# 101 Track Plans -FREE



## SantaFeJim (Sep 8, 2015)

Click on this link to open Linn Westcott's book. You can download it or view and page through it while viewing in FULL screen mode. 

https://issuu.com/renfe/docs/101_trakplans


----------



## CTValleyRR (Jul 26, 2014)

So how does one post that for free? It's still under copyright. Yes, it's a good resource, but that doesn't mean we can ignore copyright laws.


----------



## gunrunnerjohn (Nov 10, 2010)

He's not suggesting you post it, just that you can read it and use the plans.


----------



## Deane Johnson (Sep 19, 2016)

Reading their Terms of Service is sort of interesting. Apparently this is on a site that allows individuals to upload things such as the 101 Track Plans. They state that if you upload something that is copyrighted by someone else other than yourself, you risk being sued by the copyright holder.

I would suspect that is being ignored with this particular upload.


----------



## Tom17 (Jan 14, 2016)

I still have mine 101 Track Plans, paid $2.50 for it back in the 70's
now it is $17.99


----------



## CTValleyRR (Jul 26, 2014)

Deane Johnson said:


> I would suspect that is being ignored with this particular upload.

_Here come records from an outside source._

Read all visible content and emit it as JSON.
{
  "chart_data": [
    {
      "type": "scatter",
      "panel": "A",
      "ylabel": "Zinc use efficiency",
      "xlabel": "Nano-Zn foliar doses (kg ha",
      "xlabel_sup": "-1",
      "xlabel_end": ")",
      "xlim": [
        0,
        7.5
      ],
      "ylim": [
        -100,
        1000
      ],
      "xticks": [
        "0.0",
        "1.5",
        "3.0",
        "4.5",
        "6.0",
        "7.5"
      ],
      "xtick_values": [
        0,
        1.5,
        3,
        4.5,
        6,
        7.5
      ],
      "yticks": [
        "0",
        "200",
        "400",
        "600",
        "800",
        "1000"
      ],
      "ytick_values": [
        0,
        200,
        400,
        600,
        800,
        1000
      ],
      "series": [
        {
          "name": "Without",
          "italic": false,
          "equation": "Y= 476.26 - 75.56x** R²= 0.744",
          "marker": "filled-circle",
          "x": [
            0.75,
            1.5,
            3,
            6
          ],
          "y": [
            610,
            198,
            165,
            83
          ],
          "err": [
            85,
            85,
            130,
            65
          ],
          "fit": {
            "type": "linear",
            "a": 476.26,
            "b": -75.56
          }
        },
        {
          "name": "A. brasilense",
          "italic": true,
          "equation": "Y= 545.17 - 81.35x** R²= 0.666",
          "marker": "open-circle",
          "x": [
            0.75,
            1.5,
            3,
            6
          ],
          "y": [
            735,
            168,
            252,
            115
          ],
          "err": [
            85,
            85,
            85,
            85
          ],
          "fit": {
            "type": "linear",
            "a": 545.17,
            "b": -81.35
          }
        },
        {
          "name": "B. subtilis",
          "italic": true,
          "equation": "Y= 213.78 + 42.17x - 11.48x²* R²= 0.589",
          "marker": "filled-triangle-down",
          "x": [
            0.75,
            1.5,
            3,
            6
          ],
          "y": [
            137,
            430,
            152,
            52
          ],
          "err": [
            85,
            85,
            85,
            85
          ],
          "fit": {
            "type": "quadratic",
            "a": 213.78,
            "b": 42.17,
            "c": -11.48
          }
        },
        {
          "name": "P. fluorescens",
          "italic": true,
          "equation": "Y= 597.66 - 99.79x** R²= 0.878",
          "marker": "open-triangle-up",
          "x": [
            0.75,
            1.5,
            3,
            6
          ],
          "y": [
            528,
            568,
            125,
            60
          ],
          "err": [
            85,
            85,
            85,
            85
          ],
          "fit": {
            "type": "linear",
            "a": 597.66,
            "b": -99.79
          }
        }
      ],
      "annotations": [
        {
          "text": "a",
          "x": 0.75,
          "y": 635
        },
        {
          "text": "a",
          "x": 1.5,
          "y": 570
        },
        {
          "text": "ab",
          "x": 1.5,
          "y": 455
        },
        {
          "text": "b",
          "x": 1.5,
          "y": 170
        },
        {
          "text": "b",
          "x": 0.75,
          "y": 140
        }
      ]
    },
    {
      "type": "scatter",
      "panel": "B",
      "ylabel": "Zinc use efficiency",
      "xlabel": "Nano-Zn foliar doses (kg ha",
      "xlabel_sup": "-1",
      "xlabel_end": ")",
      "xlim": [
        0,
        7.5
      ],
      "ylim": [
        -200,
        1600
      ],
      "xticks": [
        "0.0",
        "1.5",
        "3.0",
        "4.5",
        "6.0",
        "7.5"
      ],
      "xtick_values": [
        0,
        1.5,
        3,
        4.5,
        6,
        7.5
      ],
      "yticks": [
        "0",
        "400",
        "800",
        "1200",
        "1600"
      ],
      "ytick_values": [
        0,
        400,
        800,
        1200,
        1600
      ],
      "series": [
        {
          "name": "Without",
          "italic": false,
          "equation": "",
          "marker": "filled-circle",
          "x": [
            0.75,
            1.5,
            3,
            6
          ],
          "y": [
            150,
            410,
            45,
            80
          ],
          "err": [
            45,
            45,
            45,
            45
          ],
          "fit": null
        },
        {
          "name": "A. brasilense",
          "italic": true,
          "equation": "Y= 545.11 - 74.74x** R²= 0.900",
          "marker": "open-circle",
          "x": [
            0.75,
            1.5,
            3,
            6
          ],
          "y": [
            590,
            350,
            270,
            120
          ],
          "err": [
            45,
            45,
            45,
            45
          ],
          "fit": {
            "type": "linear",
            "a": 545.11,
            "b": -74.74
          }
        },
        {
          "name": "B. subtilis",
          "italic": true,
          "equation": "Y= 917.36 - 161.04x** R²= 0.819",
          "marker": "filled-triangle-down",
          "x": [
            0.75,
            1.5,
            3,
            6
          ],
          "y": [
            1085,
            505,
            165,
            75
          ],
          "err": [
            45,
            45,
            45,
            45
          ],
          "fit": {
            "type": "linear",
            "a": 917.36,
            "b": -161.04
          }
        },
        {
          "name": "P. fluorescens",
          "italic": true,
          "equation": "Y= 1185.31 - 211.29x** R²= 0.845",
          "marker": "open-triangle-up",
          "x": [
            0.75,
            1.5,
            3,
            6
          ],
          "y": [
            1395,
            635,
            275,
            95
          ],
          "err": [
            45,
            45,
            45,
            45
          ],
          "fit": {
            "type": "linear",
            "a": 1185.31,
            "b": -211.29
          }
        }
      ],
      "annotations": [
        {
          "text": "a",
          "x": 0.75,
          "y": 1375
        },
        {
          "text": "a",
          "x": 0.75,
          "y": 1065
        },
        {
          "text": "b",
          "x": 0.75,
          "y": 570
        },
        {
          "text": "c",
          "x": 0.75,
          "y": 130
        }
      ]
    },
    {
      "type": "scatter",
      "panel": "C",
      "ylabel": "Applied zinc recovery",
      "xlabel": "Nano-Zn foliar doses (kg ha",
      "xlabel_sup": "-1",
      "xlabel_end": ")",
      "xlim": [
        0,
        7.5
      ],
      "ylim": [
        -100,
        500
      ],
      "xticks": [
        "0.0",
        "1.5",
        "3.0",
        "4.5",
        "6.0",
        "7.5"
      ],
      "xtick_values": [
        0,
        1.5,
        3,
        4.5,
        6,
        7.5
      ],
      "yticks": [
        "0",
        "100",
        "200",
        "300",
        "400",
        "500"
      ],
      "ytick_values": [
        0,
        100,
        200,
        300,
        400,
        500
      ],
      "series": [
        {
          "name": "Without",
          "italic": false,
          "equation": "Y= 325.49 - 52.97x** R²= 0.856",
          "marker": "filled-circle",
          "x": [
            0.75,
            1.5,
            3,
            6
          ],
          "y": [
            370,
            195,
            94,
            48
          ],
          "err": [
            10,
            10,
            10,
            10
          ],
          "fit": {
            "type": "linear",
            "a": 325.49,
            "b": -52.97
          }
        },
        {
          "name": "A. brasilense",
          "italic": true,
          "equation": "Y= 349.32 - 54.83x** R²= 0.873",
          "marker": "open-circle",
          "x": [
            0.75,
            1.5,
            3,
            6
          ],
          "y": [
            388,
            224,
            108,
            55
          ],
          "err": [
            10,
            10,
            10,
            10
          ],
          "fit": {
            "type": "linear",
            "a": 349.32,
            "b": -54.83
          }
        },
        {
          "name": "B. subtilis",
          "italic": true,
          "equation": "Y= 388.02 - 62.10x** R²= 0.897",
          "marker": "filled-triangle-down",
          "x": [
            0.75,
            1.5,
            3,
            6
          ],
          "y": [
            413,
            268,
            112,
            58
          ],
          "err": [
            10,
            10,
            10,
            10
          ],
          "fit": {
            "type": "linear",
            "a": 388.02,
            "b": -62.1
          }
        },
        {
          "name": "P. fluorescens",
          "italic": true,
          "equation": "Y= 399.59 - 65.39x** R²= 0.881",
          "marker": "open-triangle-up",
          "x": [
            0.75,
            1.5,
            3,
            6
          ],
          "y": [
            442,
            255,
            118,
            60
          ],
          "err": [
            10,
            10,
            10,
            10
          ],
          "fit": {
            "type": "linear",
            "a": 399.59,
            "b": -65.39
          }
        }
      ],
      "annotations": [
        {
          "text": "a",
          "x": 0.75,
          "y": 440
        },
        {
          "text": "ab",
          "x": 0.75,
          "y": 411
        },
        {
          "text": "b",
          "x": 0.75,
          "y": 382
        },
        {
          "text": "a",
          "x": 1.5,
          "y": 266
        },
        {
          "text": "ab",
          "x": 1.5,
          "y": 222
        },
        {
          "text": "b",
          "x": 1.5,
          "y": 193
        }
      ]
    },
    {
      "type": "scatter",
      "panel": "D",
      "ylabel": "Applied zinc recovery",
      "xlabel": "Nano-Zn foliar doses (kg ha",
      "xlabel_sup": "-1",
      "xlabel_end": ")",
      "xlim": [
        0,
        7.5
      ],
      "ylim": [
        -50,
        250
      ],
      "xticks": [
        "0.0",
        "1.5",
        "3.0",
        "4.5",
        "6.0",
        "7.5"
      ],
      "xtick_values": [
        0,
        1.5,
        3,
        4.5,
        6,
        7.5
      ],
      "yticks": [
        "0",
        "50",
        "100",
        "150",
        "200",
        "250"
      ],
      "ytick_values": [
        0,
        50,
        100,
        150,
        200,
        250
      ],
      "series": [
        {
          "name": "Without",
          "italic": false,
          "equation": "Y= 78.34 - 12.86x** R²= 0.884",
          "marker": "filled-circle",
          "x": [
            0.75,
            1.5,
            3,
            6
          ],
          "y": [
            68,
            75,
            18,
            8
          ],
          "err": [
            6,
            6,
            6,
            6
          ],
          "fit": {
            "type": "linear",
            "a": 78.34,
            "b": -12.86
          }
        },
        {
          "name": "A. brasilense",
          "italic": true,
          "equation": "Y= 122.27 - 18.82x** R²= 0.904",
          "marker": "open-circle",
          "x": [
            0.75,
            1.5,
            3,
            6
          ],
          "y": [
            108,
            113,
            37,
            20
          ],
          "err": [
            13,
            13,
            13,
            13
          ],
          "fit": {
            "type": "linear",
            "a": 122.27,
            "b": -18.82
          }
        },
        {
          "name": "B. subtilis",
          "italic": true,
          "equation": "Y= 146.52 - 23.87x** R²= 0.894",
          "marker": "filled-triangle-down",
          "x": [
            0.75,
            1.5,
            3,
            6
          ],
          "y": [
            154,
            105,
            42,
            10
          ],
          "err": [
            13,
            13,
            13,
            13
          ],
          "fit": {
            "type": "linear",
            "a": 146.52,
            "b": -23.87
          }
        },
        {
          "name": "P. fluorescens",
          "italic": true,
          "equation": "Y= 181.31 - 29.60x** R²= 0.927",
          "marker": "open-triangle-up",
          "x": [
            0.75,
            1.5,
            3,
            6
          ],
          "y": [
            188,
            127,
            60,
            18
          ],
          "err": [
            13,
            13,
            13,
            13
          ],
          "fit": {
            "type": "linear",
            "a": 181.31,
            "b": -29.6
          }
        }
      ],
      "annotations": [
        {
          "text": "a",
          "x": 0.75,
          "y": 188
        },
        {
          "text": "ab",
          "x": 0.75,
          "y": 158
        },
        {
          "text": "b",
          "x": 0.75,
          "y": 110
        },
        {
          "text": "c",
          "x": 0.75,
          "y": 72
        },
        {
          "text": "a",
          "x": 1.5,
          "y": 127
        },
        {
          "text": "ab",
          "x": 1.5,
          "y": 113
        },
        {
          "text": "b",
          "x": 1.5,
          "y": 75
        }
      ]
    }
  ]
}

Or they just haven't noticed it yet.

Issuu is supposed to aid in self-publishing your own copyrighted material, not in pirating that of others.


----------



## CTValleyRR (Jul 26, 2014)

gunrunnerjohn said:


> He's not suggesting you post it, just that you can read it and use the plans.


No, I meant how does HE get away with posting (for free) material for which he does not hold the copyright?

While I appreciate the thought, I don't think it's legit.


----------